The cluster is roughly the size and shape of a human heart, though on closer inspection looks more like a hanging bunch of grapes. The chitinous stalk that connects the eggs and secures them to the overhanging rock accentuates this comparison. No human eyes will ever lay claim to their discovery, though, for this chamber is a secret place in the earth. Once a bubble in primordial lava that never burst, its fragile membrane instead hardened into encasing walls more secure than the strongest iron vault.
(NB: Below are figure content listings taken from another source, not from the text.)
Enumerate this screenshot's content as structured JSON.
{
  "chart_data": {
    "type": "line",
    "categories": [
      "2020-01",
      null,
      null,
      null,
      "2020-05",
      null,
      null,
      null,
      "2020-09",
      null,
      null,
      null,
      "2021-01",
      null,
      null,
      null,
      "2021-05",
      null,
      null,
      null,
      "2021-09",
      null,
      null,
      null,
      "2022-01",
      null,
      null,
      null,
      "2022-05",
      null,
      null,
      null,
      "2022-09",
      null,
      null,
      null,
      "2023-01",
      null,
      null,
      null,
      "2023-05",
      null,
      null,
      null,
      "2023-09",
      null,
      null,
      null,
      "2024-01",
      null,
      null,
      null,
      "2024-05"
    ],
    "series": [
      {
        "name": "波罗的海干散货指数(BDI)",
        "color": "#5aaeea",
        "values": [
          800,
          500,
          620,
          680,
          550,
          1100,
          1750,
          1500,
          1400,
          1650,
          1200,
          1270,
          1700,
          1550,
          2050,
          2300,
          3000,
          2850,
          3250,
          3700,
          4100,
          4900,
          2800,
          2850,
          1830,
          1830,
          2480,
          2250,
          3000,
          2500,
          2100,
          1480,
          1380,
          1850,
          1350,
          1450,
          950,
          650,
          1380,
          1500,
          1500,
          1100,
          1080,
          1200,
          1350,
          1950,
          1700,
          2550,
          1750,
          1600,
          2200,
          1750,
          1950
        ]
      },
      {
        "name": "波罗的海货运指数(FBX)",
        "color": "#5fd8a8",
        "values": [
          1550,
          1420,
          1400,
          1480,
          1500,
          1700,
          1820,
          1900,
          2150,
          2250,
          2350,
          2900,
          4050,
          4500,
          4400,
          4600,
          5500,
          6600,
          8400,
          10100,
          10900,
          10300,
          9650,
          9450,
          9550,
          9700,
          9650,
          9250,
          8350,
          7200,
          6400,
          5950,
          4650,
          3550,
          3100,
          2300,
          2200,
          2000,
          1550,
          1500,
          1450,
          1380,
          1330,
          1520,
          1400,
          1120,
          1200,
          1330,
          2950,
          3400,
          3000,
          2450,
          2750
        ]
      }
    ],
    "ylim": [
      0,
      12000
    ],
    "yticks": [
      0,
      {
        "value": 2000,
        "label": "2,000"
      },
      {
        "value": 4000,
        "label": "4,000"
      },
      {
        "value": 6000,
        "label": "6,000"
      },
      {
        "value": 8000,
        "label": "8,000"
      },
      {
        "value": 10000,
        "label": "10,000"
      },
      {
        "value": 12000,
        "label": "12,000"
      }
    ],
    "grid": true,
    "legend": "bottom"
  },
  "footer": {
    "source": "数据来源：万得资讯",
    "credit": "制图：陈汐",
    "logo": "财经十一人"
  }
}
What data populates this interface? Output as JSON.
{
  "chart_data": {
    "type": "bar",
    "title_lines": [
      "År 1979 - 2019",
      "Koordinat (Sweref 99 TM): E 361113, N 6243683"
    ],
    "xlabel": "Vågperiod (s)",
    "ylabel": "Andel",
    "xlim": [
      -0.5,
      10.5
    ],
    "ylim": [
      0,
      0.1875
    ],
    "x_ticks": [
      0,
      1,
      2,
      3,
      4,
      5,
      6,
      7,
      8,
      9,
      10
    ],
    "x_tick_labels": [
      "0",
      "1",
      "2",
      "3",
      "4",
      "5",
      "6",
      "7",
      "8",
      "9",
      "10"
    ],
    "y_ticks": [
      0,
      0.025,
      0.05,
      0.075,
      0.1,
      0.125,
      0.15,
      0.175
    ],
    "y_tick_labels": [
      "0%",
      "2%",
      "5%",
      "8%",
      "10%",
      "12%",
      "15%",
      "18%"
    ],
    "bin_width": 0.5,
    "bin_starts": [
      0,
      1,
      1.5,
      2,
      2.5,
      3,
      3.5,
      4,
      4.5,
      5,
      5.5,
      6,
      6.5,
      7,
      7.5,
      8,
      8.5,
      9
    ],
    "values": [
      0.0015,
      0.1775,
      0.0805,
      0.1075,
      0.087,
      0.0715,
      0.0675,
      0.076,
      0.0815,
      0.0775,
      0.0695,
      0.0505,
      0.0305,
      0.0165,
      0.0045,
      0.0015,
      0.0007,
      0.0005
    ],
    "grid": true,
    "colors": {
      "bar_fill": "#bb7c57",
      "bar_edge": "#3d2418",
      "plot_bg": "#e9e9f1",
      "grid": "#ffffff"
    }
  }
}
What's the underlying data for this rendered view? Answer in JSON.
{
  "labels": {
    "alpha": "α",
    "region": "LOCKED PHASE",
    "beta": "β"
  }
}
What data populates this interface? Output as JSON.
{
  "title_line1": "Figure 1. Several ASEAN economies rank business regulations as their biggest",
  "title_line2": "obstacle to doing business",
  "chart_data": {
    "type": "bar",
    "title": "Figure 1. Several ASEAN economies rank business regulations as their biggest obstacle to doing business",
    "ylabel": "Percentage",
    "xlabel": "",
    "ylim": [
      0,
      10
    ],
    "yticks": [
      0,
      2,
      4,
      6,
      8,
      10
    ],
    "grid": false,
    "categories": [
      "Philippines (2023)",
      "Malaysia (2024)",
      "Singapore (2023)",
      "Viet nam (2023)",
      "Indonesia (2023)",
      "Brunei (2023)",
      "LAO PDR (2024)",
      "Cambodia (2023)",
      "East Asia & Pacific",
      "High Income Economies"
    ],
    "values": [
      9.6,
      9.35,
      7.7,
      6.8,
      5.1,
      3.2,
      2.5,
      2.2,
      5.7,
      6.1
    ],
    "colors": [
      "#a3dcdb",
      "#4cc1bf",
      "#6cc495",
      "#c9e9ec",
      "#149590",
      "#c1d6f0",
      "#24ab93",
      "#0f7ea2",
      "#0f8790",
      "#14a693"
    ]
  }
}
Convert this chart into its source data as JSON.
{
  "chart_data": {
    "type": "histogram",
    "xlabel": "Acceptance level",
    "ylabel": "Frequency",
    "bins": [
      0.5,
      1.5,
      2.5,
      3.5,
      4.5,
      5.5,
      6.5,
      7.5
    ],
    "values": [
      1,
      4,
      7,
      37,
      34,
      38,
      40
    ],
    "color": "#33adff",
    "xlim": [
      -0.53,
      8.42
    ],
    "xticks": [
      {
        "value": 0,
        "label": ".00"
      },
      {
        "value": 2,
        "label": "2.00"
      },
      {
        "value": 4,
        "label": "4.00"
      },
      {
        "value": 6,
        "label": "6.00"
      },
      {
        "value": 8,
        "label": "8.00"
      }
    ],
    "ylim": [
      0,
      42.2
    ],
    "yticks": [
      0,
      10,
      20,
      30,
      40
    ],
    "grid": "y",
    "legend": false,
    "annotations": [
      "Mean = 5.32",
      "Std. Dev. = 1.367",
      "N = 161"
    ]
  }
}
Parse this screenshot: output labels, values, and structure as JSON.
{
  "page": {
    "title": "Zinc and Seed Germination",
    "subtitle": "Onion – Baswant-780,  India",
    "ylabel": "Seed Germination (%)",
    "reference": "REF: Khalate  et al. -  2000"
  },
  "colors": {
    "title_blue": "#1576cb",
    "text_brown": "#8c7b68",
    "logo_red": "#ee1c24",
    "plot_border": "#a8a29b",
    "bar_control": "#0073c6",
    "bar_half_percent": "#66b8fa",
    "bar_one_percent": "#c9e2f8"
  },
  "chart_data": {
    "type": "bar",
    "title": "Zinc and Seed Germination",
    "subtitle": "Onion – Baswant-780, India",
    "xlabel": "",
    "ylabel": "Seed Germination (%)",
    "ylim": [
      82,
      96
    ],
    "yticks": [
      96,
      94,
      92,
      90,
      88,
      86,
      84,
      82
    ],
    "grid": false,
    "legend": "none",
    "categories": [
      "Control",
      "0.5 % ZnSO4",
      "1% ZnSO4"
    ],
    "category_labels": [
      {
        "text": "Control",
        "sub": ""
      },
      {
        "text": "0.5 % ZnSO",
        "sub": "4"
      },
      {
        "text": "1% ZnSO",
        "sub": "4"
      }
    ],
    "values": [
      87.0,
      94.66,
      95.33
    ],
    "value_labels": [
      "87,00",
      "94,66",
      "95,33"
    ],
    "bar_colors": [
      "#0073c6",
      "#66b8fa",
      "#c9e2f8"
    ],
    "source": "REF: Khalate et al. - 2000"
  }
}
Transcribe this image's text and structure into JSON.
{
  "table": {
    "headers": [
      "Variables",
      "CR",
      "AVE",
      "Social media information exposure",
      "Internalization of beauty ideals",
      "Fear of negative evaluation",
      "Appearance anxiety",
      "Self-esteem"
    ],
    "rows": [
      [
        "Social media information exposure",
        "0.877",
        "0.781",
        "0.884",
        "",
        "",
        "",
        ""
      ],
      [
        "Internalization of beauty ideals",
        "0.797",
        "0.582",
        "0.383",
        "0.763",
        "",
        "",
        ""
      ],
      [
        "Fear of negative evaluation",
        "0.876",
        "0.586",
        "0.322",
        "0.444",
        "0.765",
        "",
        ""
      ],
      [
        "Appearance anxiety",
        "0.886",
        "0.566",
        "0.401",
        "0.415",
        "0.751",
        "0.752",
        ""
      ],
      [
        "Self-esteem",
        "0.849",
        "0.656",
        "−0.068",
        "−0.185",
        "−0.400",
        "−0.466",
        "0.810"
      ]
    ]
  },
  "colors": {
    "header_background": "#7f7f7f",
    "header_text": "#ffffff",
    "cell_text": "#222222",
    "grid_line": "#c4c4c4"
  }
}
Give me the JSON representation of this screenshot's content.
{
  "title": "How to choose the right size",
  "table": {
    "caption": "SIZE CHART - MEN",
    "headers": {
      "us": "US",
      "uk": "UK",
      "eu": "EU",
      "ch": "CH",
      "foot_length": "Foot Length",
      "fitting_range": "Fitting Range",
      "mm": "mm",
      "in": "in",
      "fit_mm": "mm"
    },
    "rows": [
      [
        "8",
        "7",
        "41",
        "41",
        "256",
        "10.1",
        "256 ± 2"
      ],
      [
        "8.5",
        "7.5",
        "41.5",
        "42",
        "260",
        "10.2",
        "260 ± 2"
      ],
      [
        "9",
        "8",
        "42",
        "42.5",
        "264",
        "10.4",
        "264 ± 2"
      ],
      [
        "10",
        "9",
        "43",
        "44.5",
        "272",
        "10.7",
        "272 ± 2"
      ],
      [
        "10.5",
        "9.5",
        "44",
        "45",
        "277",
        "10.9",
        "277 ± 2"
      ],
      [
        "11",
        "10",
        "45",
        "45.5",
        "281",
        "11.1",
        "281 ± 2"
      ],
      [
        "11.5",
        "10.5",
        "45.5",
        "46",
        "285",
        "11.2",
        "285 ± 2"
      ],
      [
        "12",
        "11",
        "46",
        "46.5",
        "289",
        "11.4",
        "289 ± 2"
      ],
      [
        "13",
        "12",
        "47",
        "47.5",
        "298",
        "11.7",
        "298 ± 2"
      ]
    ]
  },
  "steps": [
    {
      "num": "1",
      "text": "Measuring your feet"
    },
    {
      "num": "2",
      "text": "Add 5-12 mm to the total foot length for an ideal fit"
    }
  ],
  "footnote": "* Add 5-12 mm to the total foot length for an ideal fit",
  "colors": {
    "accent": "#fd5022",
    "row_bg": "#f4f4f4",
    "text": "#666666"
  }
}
Only recently has the pressure of water from above breached this place; an underground lake that formed centuries before when an earthquake opened a fissure and spilled trillions of gallons of ocean into the darkness. A thousand vast waterfalls, each dwarfing the great Niagara, poured with relentless force and filled the cavern with froth and thunder. In time, the earth settled, the flow from above diminished, and in one small corner a slow dripping began. The remnants of the titanic flood leaked into a hollow and drilled a hole into the rock. Down, down over the ages the drops fell, until they pierced the stone and breached the tiny space where the egg sac now hangs. That explains the moisture, but the progenitor of the swollen embryo remains a mystery. Perhaps the catalyst had lain dormant in the dust, awaiting only the salty kiss of the stagnant ocean water. The truth may never be known.

But today, an eldritch biological chronometer reaches its terminus.